Le problème de l’éthique dans l’évolution de la pensée humaine
in Revue des Travaux de l’Académie des Sciences morales et politiques, 1952
Le principe de cette vénération de la vie correspond à celui de l’amour, tel qu’il a été découvert par la religion et la philosophie qui cherchaient à comprendre la notion fondamentale du bien.
Le terme « respect de la vie » est plus large et, par cela, plus terne que celui d’amour. Mais il porte en lui les mêmes énergies.
Cette notion essentiellement philosophique du bien a aussi l’avantage d’être plus complète que celle d’amour. L’amour ne comprend que nos obligations envers d’autres êtres, mais non celles vis-à-vis de nous-mêmes. On ne peut, par exemple, en déduire la qualité de la véracité, qualité primordiale de la personnalité éthique, à côté de celle de la compassion. Le respect que l’homme doit à sa propre vie lui impose d’être fidèle à lui-même en renonçant à toute dissimulation dont il serait tenté d’user dans telle ou telle circonstance et, en général, de devenir lui-même de la façon la plus profonde et la plus noble.
Par le respect de la vie, nous entrons en relation spirituelle avec le monde. Tous les efforts entrepris par la philosophie qui échafaudait de grandioses systèmes pour nous mettre en relations avec l’Absolu, sont restés vains. L’Absolu a un caractère si abstrait que nous ne pouvons communier avec lui. Il ne nous est pas donné de nous mettre au service de la volonté créatrice infinie et insondable qui est la base de toute existence, en ayant la compréhension de sa nature et de ses intentions. Mais nous entrons en rapport spirituel avec elle, en nous sentant sous l’impression du mystère de la vie et en nous dévouant à tous les êtres vivants que nous avons l’occasion et le pouvoir de servir.

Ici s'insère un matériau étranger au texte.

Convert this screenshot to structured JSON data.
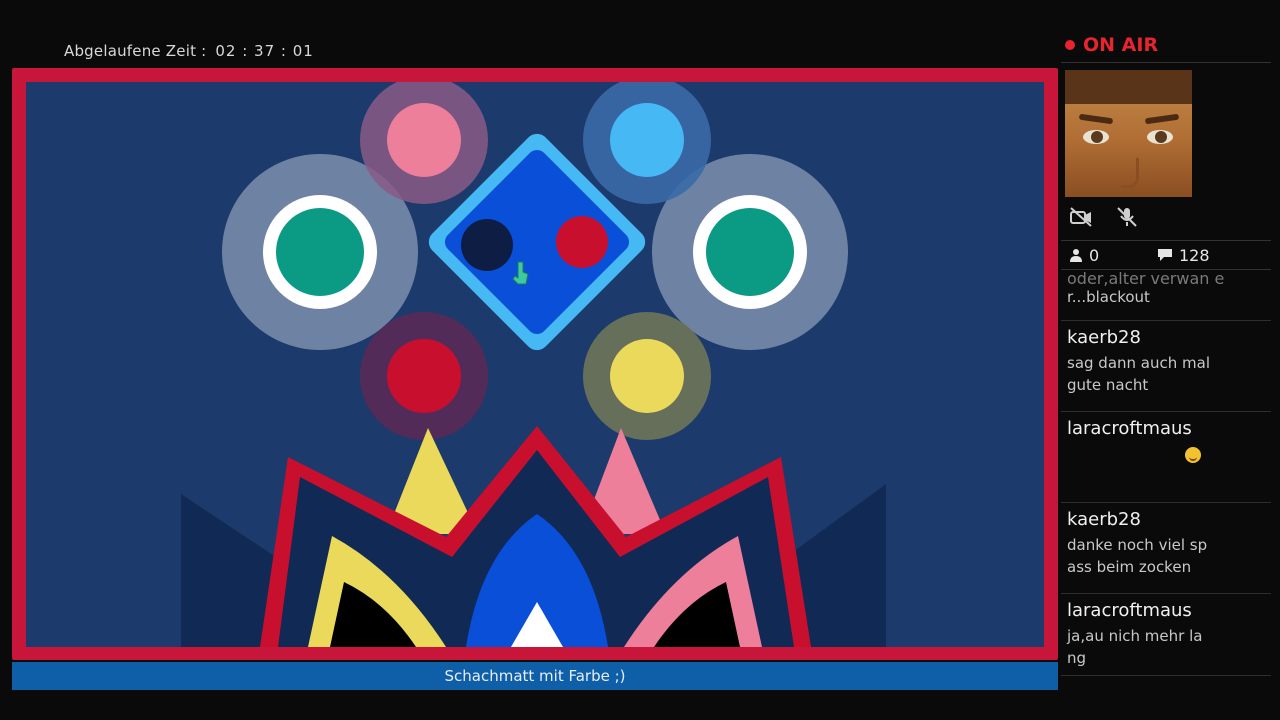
{
  "header": {
    "elapsed_label": "Abgelaufene Zeit :",
    "elapsed_time": "02 : 37 : 01"
  },
  "broadcast": {
    "status": "ON AIR",
    "viewers": "0",
    "comments": "128",
    "caption": "Schachmatt mit Farbe ;)"
  },
  "icons": {
    "camera_off": "camera-off-icon",
    "mic_off": "microphone-off-icon",
    "viewers": "person-icon",
    "comments": "speech-bubble-icon"
  },
  "colors": {
    "on_air": "#e8242e",
    "frame": "#c8163a",
    "scene_bg": "#1c3a6b",
    "caption_bar": "#0f5fa8",
    "teal": "#0b9a84",
    "pink": "#ee7f9a",
    "sky": "#46b8f4",
    "red": "#c8102e",
    "yellow": "#ead95a",
    "royal_blue": "#0a4fd8"
  },
  "chat": {
    "cut_line_top": "oder,alter verwan e",
    "cut_line": "r...blackout",
    "messages": [
      {
        "user": "kaerb28",
        "text": "sag dann auch mal\ngute nacht"
      },
      {
        "user": "laracroftmaus",
        "text": ""
      },
      {
        "user": "kaerb28",
        "text": "danke noch viel sp\nass beim zocken"
      },
      {
        "user": "laracroftmaus",
        "text": "ja,au nich mehr la\nng"
      }
    ]
  }
}
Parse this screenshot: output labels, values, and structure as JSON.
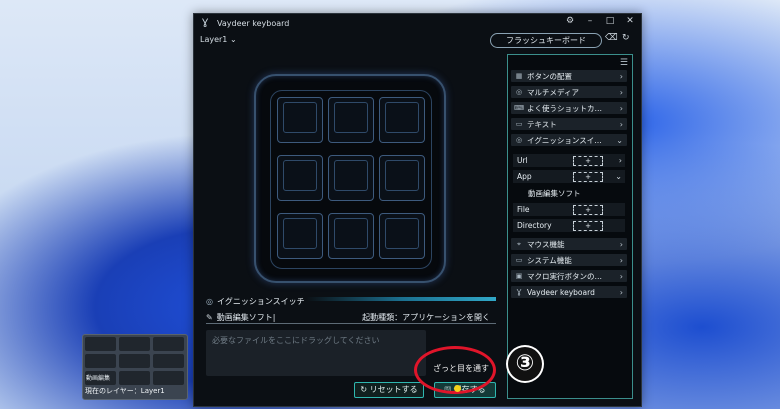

L’éthique qui nous oblige uniquement à nous préoccuper des hommes et de la société ne peut avoir cette signification. Seule celle qui est universelle en nous obligeant à nous préoccuper de tous les êtres nous met véritablement en rapport avec l’Univers et la volonté qui se manifeste en lui.
Dans le monde, la volonté de vie est en conflit avec elle-même. En nous, elle veut, par un mystère que nous ne comprenons pas, être en paix avec elle-même. Dans le monde elle se manifeste; en nous, elle se révèle. Être autres que le monde est notre destinée spirituelle. En nous y conformant, nous vivons notre existence au lieu de la subir.
Par le respect de la vie nous devenons pieux d’une façon élémentaire, profonde et vivante.
Ma vie et ma pensée
Chapitre XIII
Nous naviguions lentement à contre-courant, cherchant notre voie, non sans peine, parmi les bancs de sable. C’était la saison sèche. Assis sur le pont d’une des deux remorques, indifférent à ce qui m’entourait, je faisais des efforts pour saisir cette notion élémentaire et universelle de l’éthique que je n’avais trouvée dans aucune philosophie. Noircissant page après page des phrases sans suite, je n’avais d’autre intention que de fixer mon esprit sur ce problème dont la solution toujours se dérobait. Deux jours passèrent. Au soir du troisième, alors que nous avancions dans la lumière du soleil couchant, en dispersant au passage une bande d’hippopotames, soudain m’apparurent, sans que les eusse pressentis ou recherchés, les mots « Respect de la vie ». La porte d’airain avait cédé. La piste s’était montrée à travers le fourré. Enfin je m’étais ouvert une voie vers l’idée centrale où l’affirmation du monde et de la vie rejoint l’éthique.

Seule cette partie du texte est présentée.